Suite à cela, tu es repéré par l’Athlétic Club Arlésien (ACA) en janvier 2015. Comment s’est passé ton adaptation ?
-Grâce à de formidables personnes au club et notamment à mon très bon ami Johnny MARAJO que j’ai rencontré là-bas, j’ai pu avoir une rapide et bonne adaptation. Mon départ à Arles représentait pour moi un pas en avant vers une carrière professionnelle… Arrivé là-bas je me suis rapidement senti à l’aise, non seulement grâce à la présence de Johnny mais aussi parce que j’ai ressenti la volonté du personnel, du staff et du club de vouloir bien m’intégrer et me faire progresser.
Au niveau du rythme de vie, des entraînements ou de l’extra sportif ça se passait bien. Ils ont tout mis en place avec leurs moyens pour nous aider à être bien encadrés. Je venais d’avoir mon BTS mais n’ayant pas la filière que je voulais suivre par la suite, ils m’ont quand même proposé un BPJEPS* afin d’occuper mon temps libre. On va dire que la plus grande difficulté rencontrée a été la liquidation judiciaire du club…

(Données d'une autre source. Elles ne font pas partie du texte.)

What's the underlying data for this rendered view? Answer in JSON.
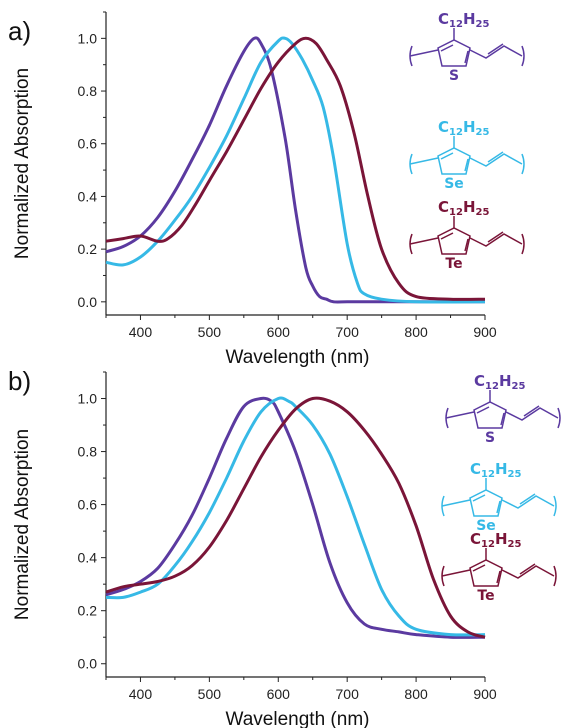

Cette liquidation judiciaire du club met un frein à tes ambitions. Qu’est-ce que tu te dis à ton retour en Martinique ?
-e n’ai pas continué malheureusement car après la descente du club (de Ligue 2 en National), il y a eu différents problèmes qui ont mené l’ACA au dépôt de bilan. Après Arles, j’avais quelques propositions mais rien de bien sérieux pour me faire rester. À mon retour au pays, étant déçu j’avais abandonné l’idée de devenir footballeur professionnel. À cet instant, je retourne au Club Franciscain histoire de ne pas rester inactif puisque j’aime le foot, je décide de continuer en tant que simple loisir. J’avais entre-temps décidé de reprendre plus sérieusement les études. Ça a vraiment été un moment difficile de me dire que j’étais si proche et qu’au final je devais abandonner cette idée de devenir pro. Mais après avoir échangé avec mes proches et remis ça entre les mains de Dieu, j’ai su y faire face. J’ai tout laissé entre ses mains et ce qui devait arriver arriva…

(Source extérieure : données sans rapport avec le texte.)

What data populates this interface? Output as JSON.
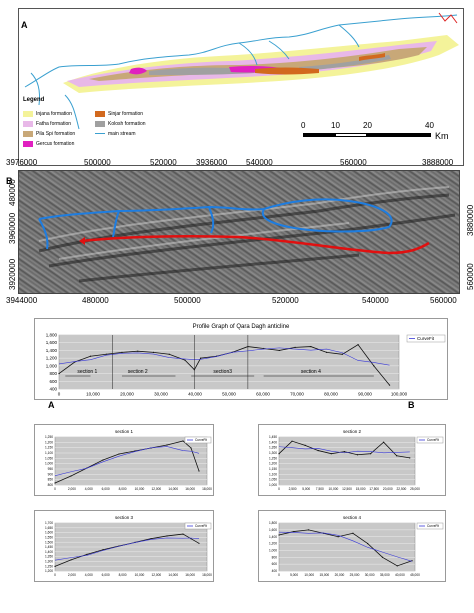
{
  "figure": {
    "panel_a_label": "A",
    "panel_b_label": "B",
    "legend_title": "Legend",
    "legend_items": [
      {
        "label": "Injana formation",
        "color": "#f4f39a"
      },
      {
        "label": "Fatha formation",
        "color": "#e8b8e8"
      },
      {
        "label": "Pila Spi formation",
        "color": "#c8a878"
      },
      {
        "label": "Gercus formation",
        "color": "#e020c0"
      },
      {
        "label": "Sinjar formation",
        "color": "#d2691e"
      },
      {
        "label": "Kolosh formation",
        "color": "#a0a0a0"
      },
      {
        "label": "main stream",
        "color": "#3aa0d0"
      }
    ],
    "scale_bar": {
      "ticks": [
        "0",
        "10",
        "20",
        "40"
      ],
      "unit": "Km"
    },
    "coords_top": [
      "3976000",
      "500000",
      "520000",
      "3936000",
      "540000",
      "560000",
      "3888000"
    ],
    "coords_bottom": [
      "3944000",
      "480000",
      "500000",
      "520000",
      "540000",
      "560000"
    ],
    "coords_left": [
      "3960000",
      "480000",
      "3920000"
    ],
    "coords_right": [
      "3880000",
      "560000"
    ],
    "profile": {
      "title": "Profile Graph of Qara Dagh  anticline",
      "legend": "CurveFit",
      "start_label": "A",
      "end_label": "B",
      "sections": [
        "section 1",
        "section 2",
        "section3",
        "section 4"
      ]
    },
    "small_charts": [
      {
        "title": "section 1",
        "legend": "CurveFit"
      },
      {
        "title": "section 2",
        "legend": "CurveFit"
      },
      {
        "title": "section 3",
        "legend": "CurveFit"
      },
      {
        "title": "section 4",
        "legend": "CurveFit"
      }
    ]
  },
  "chart_data": [
    {
      "type": "line",
      "title": "Profile Graph of Qara Dagh  anticline",
      "series": [
        {
          "name": "CurveFit"
        }
      ],
      "x": [
        0,
        5000,
        10000,
        15000,
        20000,
        25000,
        30000,
        35000,
        40000,
        43000,
        45000,
        50000,
        55000,
        60000,
        65000,
        70000,
        75000,
        80000,
        85000,
        90000,
        95000,
        100000,
        105000
      ],
      "y": [
        800,
        1100,
        1250,
        1300,
        1350,
        1380,
        1350,
        1300,
        1150,
        900,
        1200,
        1250,
        1350,
        1500,
        1450,
        1400,
        1480,
        1500,
        1350,
        1300,
        1550,
        1000,
        500
      ],
      "xticks": [
        "0",
        "10,000",
        "20,000",
        "30,000",
        "40,000",
        "50,000",
        "60,000",
        "70,000",
        "80,000",
        "90,000",
        "100,000"
      ],
      "yticks": [
        "1,800",
        "1,600",
        "1,400",
        "1,200",
        "1,000",
        "800",
        "600",
        "400"
      ],
      "xlim": [
        0,
        108000
      ],
      "ylim": [
        400,
        1800
      ],
      "grid": true,
      "legend_position": "top-right"
    },
    {
      "type": "line",
      "title": "section 1",
      "series": [
        {
          "name": "CurveFit"
        }
      ],
      "x": [
        0,
        2000,
        4000,
        6000,
        8000,
        10000,
        12000,
        14000,
        16000,
        17000,
        18000
      ],
      "y": [
        800,
        870,
        950,
        1030,
        1090,
        1120,
        1150,
        1180,
        1220,
        1150,
        920
      ],
      "xticks": [
        "0",
        "2,000",
        "4,000",
        "6,000",
        "8,000",
        "10,000",
        "12,000",
        "14,000",
        "16,000",
        "18,000"
      ],
      "yticks": [
        "1,250",
        "1,200",
        "1,150",
        "1,100",
        "1,050",
        "1,000",
        "950",
        "900",
        "850",
        "800"
      ],
      "xlim": [
        0,
        19000
      ],
      "ylim": [
        780,
        1260
      ],
      "grid": true
    },
    {
      "type": "line",
      "title": "section 2",
      "series": [
        {
          "name": "CurveFit"
        }
      ],
      "x": [
        0,
        2500,
        5000,
        7500,
        10000,
        12500,
        15000,
        17500,
        20000,
        22500,
        25000
      ],
      "y": [
        1300,
        1420,
        1380,
        1330,
        1300,
        1320,
        1290,
        1300,
        1410,
        1280,
        1260
      ],
      "xticks": [
        "0",
        "2,500",
        "5,000",
        "7,500",
        "10,000",
        "12,500",
        "15,000",
        "17,500",
        "20,000",
        "22,500",
        "25,000"
      ],
      "yticks": [
        "1,450",
        "1,400",
        "1,350",
        "1,300",
        "1,250",
        "1,200",
        "1,150",
        "1,100",
        "1,050",
        "1,000"
      ],
      "xlim": [
        0,
        26000
      ],
      "ylim": [
        1000,
        1460
      ],
      "grid": true
    },
    {
      "type": "line",
      "title": "section 3",
      "series": [
        {
          "name": "CurveFit"
        }
      ],
      "x": [
        0,
        2000,
        4000,
        6000,
        8000,
        10000,
        12000,
        14000,
        16000,
        17000,
        18000
      ],
      "y": [
        1250,
        1320,
        1380,
        1430,
        1470,
        1510,
        1550,
        1580,
        1600,
        1550,
        1500
      ],
      "xticks": [
        "0",
        "2,000",
        "4,000",
        "6,000",
        "8,000",
        "10,000",
        "12,000",
        "14,000",
        "16,000",
        "18,000"
      ],
      "yticks": [
        "1,700",
        "1,650",
        "1,600",
        "1,550",
        "1,500",
        "1,450",
        "1,400",
        "1,350",
        "1,300",
        "1,250",
        "1,200"
      ],
      "xlim": [
        0,
        19000
      ],
      "ylim": [
        1200,
        1720
      ],
      "grid": true
    },
    {
      "type": "line",
      "title": "section 4",
      "series": [
        {
          "name": "CurveFit"
        }
      ],
      "x": [
        0,
        5000,
        10000,
        15000,
        20000,
        25000,
        30000,
        35000,
        40000,
        45000
      ],
      "y": [
        1450,
        1550,
        1600,
        1500,
        1400,
        1500,
        1200,
        800,
        550,
        700
      ],
      "xticks": [
        "0",
        "5,000",
        "10,000",
        "15,000",
        "20,000",
        "25,000",
        "30,000",
        "35,000",
        "40,000",
        "45,000"
      ],
      "yticks": [
        "1,800",
        "1,600",
        "1,400",
        "1,200",
        "1,000",
        "800",
        "600",
        "400"
      ],
      "xlim": [
        0,
        46000
      ],
      "ylim": [
        400,
        1800
      ],
      "grid": true
    }
  ]
}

-Arrive ensuite le Seattle Sounders FC, comment as-tu été repéré par le club ?
-En janvier 2016, il y a eu une détection organisée par la MLS avec la présence des deux meilleurs joueurs nés en 1993 de pratiquement chaque pays de la Caraïbe. Le but était pour l’heureux élu de participer à la détection finale aux USA quelque temps après… Mr GERME et Mario BOCALY que je remercie par la même occasion, m’ont alors contacté avec quelques autres joueurs locaux afin d’y participer. Cette détection était organisée par la coach de l’équipe réserve de Seattle. Dans un premier temps, je fus le second choix mais malheureusement pour lui, celui qui devait partir ne pouvait plus. Je devenais logiquement le suivant à devoir partir et encore mieux à signer directement à Seattle à la demande du coach.
-Comment s’organise ta vie aux États-Unis ?

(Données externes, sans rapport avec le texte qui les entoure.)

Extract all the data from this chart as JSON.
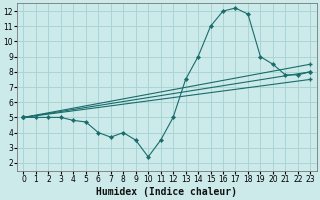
{
  "xlabel": "Humidex (Indice chaleur)",
  "bg_color": "#cceaea",
  "grid_color": "#aad4d4",
  "line_color": "#1a6b6b",
  "xlim": [
    -0.5,
    23.5
  ],
  "ylim": [
    1.5,
    12.5
  ],
  "xticks": [
    0,
    1,
    2,
    3,
    4,
    5,
    6,
    7,
    8,
    9,
    10,
    11,
    12,
    13,
    14,
    15,
    16,
    17,
    18,
    19,
    20,
    21,
    22,
    23
  ],
  "yticks": [
    2,
    3,
    4,
    5,
    6,
    7,
    8,
    9,
    10,
    11,
    12
  ],
  "series1_x": [
    0,
    1,
    2,
    3,
    4,
    5,
    6,
    7,
    8,
    9,
    10,
    11,
    12,
    13,
    14,
    15,
    16,
    17,
    18,
    19,
    20,
    21,
    22,
    23
  ],
  "series1_y": [
    5.0,
    5.0,
    5.0,
    5.0,
    4.8,
    4.7,
    4.0,
    3.7,
    4.0,
    3.5,
    2.4,
    3.5,
    5.0,
    7.5,
    9.0,
    11.0,
    12.0,
    12.2,
    11.8,
    9.0,
    8.5,
    7.8,
    7.8,
    8.0
  ],
  "series2_x": [
    0,
    23
  ],
  "series2_y": [
    5.0,
    8.5
  ],
  "series3_x": [
    0,
    23
  ],
  "series3_y": [
    5.0,
    8.0
  ],
  "series4_x": [
    0,
    23
  ],
  "series4_y": [
    5.0,
    7.5
  ],
  "xlabel_fontsize": 7,
  "tick_fontsize": 5.5
}
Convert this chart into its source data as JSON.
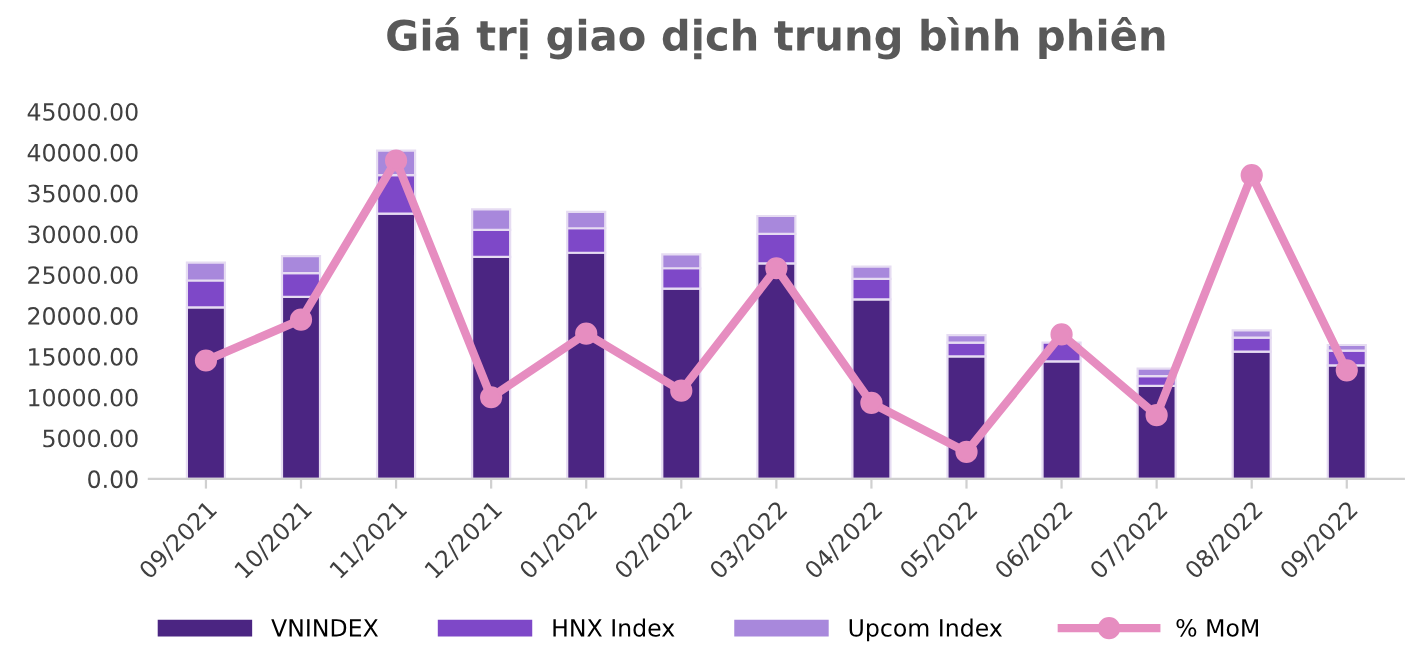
{
  "chart_data": {
    "type": "bar",
    "title": "Giá trị giao dịch trung bình phiên",
    "stacked": true,
    "categories": [
      "09/2021",
      "10/2021",
      "11/2021",
      "12/2021",
      "01/2022",
      "02/2022",
      "03/2022",
      "04/2022",
      "05/2022",
      "06/2022",
      "07/2022",
      "08/2022",
      "09/2022"
    ],
    "series": [
      {
        "name": "VNINDEX",
        "color": "#4b2582",
        "values": [
          21000,
          22300,
          32500,
          27200,
          27700,
          23300,
          26400,
          22000,
          15000,
          14400,
          11400,
          15600,
          13900
        ]
      },
      {
        "name": "HNX Index",
        "color": "#7e48c8",
        "values": [
          3300,
          2900,
          4700,
          3300,
          3000,
          2500,
          3600,
          2500,
          1700,
          2300,
          1200,
          1700,
          1800
        ]
      },
      {
        "name": "Upcom Index",
        "color": "#a888dc",
        "values": [
          2200,
          2100,
          3000,
          2500,
          2000,
          1700,
          2200,
          1500,
          900,
          null,
          900,
          900,
          700
        ]
      },
      {
        "name": "% MoM",
        "color": "#e68dc0",
        "type": "line",
        "marker": "circle",
        "values": [
          14500,
          19500,
          39000,
          10000,
          17800,
          10800,
          25800,
          9300,
          3300,
          17700,
          7800,
          37200,
          13300
        ]
      }
    ],
    "ylim": [
      0,
      45000
    ],
    "yticks": [
      {
        "value": 0,
        "label": "0.00"
      },
      {
        "value": 5000,
        "label": "5000.00"
      },
      {
        "value": 10000,
        "label": "10000.00"
      },
      {
        "value": 15000,
        "label": "15000.00"
      },
      {
        "value": 20000,
        "label": "20000.00"
      },
      {
        "value": 25000,
        "label": "25000.00"
      },
      {
        "value": 30000,
        "label": "30000.00"
      },
      {
        "value": 35000,
        "label": "35000.00"
      },
      {
        "value": 40000,
        "label": "40000.00"
      },
      {
        "value": 45000,
        "label": "45000.00"
      }
    ],
    "legend": "bottom"
  }
}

Ma vie ici est plutôt tranquille, comme une vie de footballeur professionnel (rires). Là encore j’ai rencontré de formidables personnes, coéquipiers et staff également. Mais mon adaptation a surtout été vite et bien faite grâce surtout à Djimy TRAORÉ qui fait partie du staff. Ici aussi le club a tout mis en place pour que je me sente bien. On s’entraîne le matin et nous sommes libres l’après-midi. Même si j’avais les bases depuis l’école, j’ai eu la chance d’avoir eu un professeur d’anglais mis à ma disposition, chose qui m’a beaucoup aidé. Maintenant grâce à ça je me sens bien j’endosse également assez souvent le rôle de traducteur pour l’un de mes coéquipiers (rires).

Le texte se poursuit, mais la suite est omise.